I’ve included a link to Therapist Aid’s Social Support Inventory below. People can use this inventory to learn more about the value of social support and assess their own personal support networks. Assessing the diversity and breadth of social support in our lives every once in a while is important so that we can make intentional changes to the quantity and quality of our social networks and promote our mental and physical health. Kinda like a yearly physical exam 🙂
I’ve also included a link to a resource from Canadian Mental Health (Hamilton) that provides lists of websites and apps for social connection and mental wellness, as well as tips for staying well, during the COVID-19 pandemic.

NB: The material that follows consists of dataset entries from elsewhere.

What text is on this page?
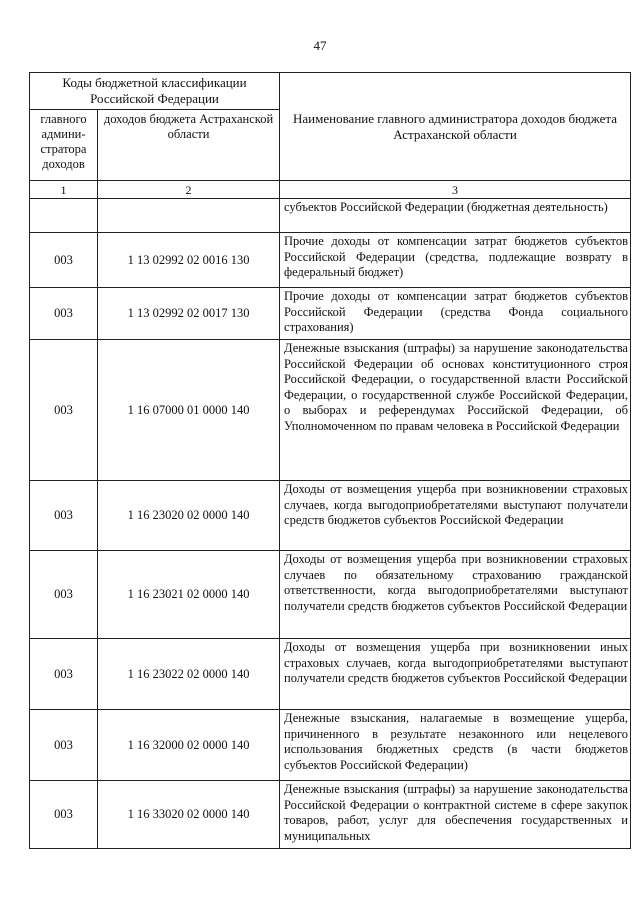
47
Коды бюджетной классификации Российской Федерации		Наименование главного администратора доходов бюджета Астраханской области
главного админи-стратора доходов	доходов бюджета Астраханской области	
1	2	3
		субъектов Российской Федерации (бюджетная деятельность)
003	1 13 02992 02 0016 130	Прочие доходы от компенсации затрат бюджетов субъектов Российской Федерации (средства, подлежащие возврату в федеральный бюджет)
003	1 13 02992 02 0017 130	Прочие доходы от компенсации затрат бюджетов субъектов Российской Федерации (средства Фонда социального страхования)
003	1 16 07000 01 0000 140	Денежные взыскания (штрафы) за нарушение законодательства Российской Федерации об основах конституционного строя Российской Федерации, о государственной власти Российской Федерации, о государственной службе Российской Федерации, о выборах и референдумах Российской Федерации, об Уполномоченном по правам человека в Российской Федерации
003	1 16 23020 02 0000 140	Доходы от возмещения ущерба при возникновении страховых случаев, когда выгодоприобретателями выступают получатели средств бюджетов субъектов Российской Федерации
003	1 16 23021 02 0000 140	Доходы от возмещения ущерба при возникновении страховых случаев по обязательному страхованию гражданской ответственности, когда выгодоприобретателями выступают получатели средств бюджетов субъектов Российской Федерации
003	1 16 23022 02 0000 140	Доходы от возмещения ущерба при возникновении иных страховых случаев, когда выгодоприобретателями выступают получатели средств бюджетов субъектов Российской Федерации
003	1 16 32000 02 0000 140	Денежные взыскания, налагаемые в возмещение ущерба, причиненного в результате незаконного или нецелевого использования бюджетных средств (в части бюджетов субъектов Российской Федерации)
003	1 16 33020 02 0000 140	Денежные взыскания (штрафы) за нарушение законодательства Российской Федерации о контрактной системе в сфере закупок товаров, работ, услуг для обеспечения государственных и муниципальных
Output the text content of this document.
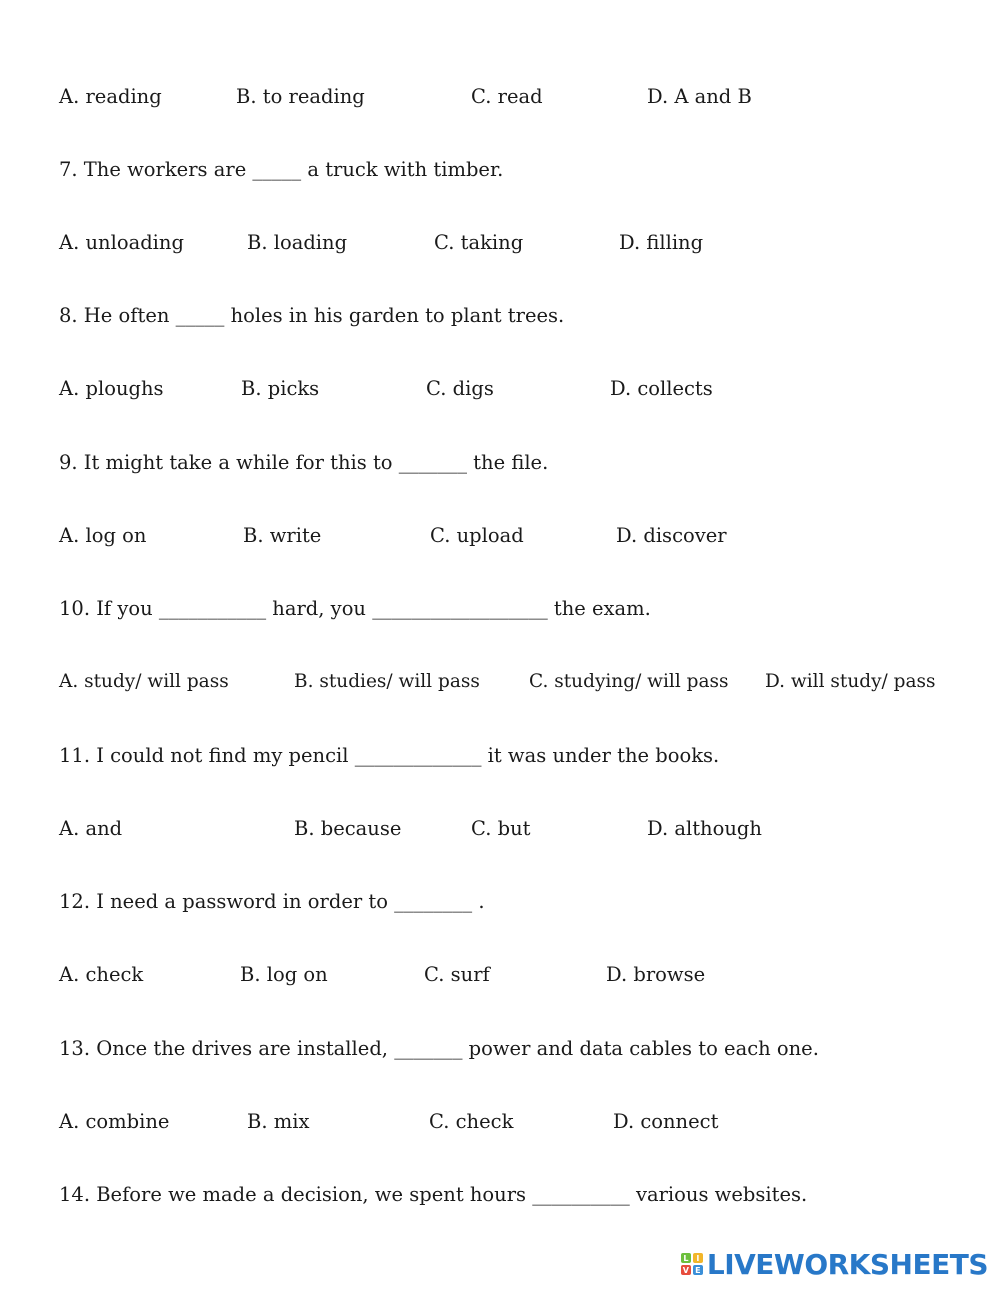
A. reading	B. to reading	C. read	D. A and B
7. The workers are _____ a truck with timber.
A. unloading	B. loading	C. taking	D. filling
8. He often _____ holes in his garden to plant trees.
A. ploughs	B. picks	C. digs	D. collects
9. It might take a while for this to _______ the file.
A. log on	B. write	C. upload	D. discover
10. If you ___________ hard, you __________________ the exam.
A. study/ will pass	B. studies/ will pass	C. studying/ will pass D. will study/ pass
11. I could not find my pencil _____________ it was under the books.
A. and	B. because	C. but	D. although
12. I need a password in order to ________ .
A. check	B. log on	C. surf	D. browse
13. Once the drives are installed, _______ power and data cables to each one.
A. combine	B. mix	C. check	D. connect
14. Before we made a decision, we spent hours __________ various websites.
L I
V E LIVEWORKSHEETS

If you’ve been struggling with isolation and social disconnection, take a look at the listed resources below. Also, don’t hesitate to reach out to your CASS supervisor and/or EFAP provider (info below). No need to be ashamed, guilty, or fearful about asking for help – this pandemic has been hard on everyone and reaching out to resources for additional strength and resiliency is an act of courage and self-nurturance. After all, we are people supporting people and we can do a better job at supporting people when we also support ourselves 🙂
Therapist Aid Social Support Inventory: available at https://www.therapistaid.com/therapy-worksheet/social-support
A list of online resources for coping with COVID-19 from CMH Hamilton: https://cmhahamilton.ca/wp-content/uploads/2020/04/Online-Resources-for-Mental-Wellness-and-Social-Connection.pdf
CASS EFAP Employee and Family Assistance service access: 1-800-663-1142
TTY for the hearing or speech impaired: 1-888-384-1152
For more information, please visit: https://homewoodhealth.com
You can also access free virtual counselling, provided by physicians with a special interest in mental health and charged to your AHC card, from Owl Pod at: www.owlpod.ca
Especially for People we work with
As mentioned above, folks with disabilities and/or mental illness are at an increased risk for isolation generally, and especially now with the social distancing and self-isolation requirements. As a support worker or caregiver, you have an important role to play in helping people connect to people for social, emotional, and practical support. During your work with folks this week, download and work through Therapist Aid’s Social Support questionnaire to identify the strong, healthy relationships people have in their lives. Celebrate these connections and talk with folks about ways the relationship can be strengthened. Also help people identify the areas in which they are lacking social support and identify ways to bridge those gaps. It’s a tough time to connect and meet with new people, given the social distancing requirements, but there are ways. Take a look at the online resources document (links above) and check out the variety of online meeting spaces, apps, etc. to see if any opportunities arise for folks there. Be creative, and good luck!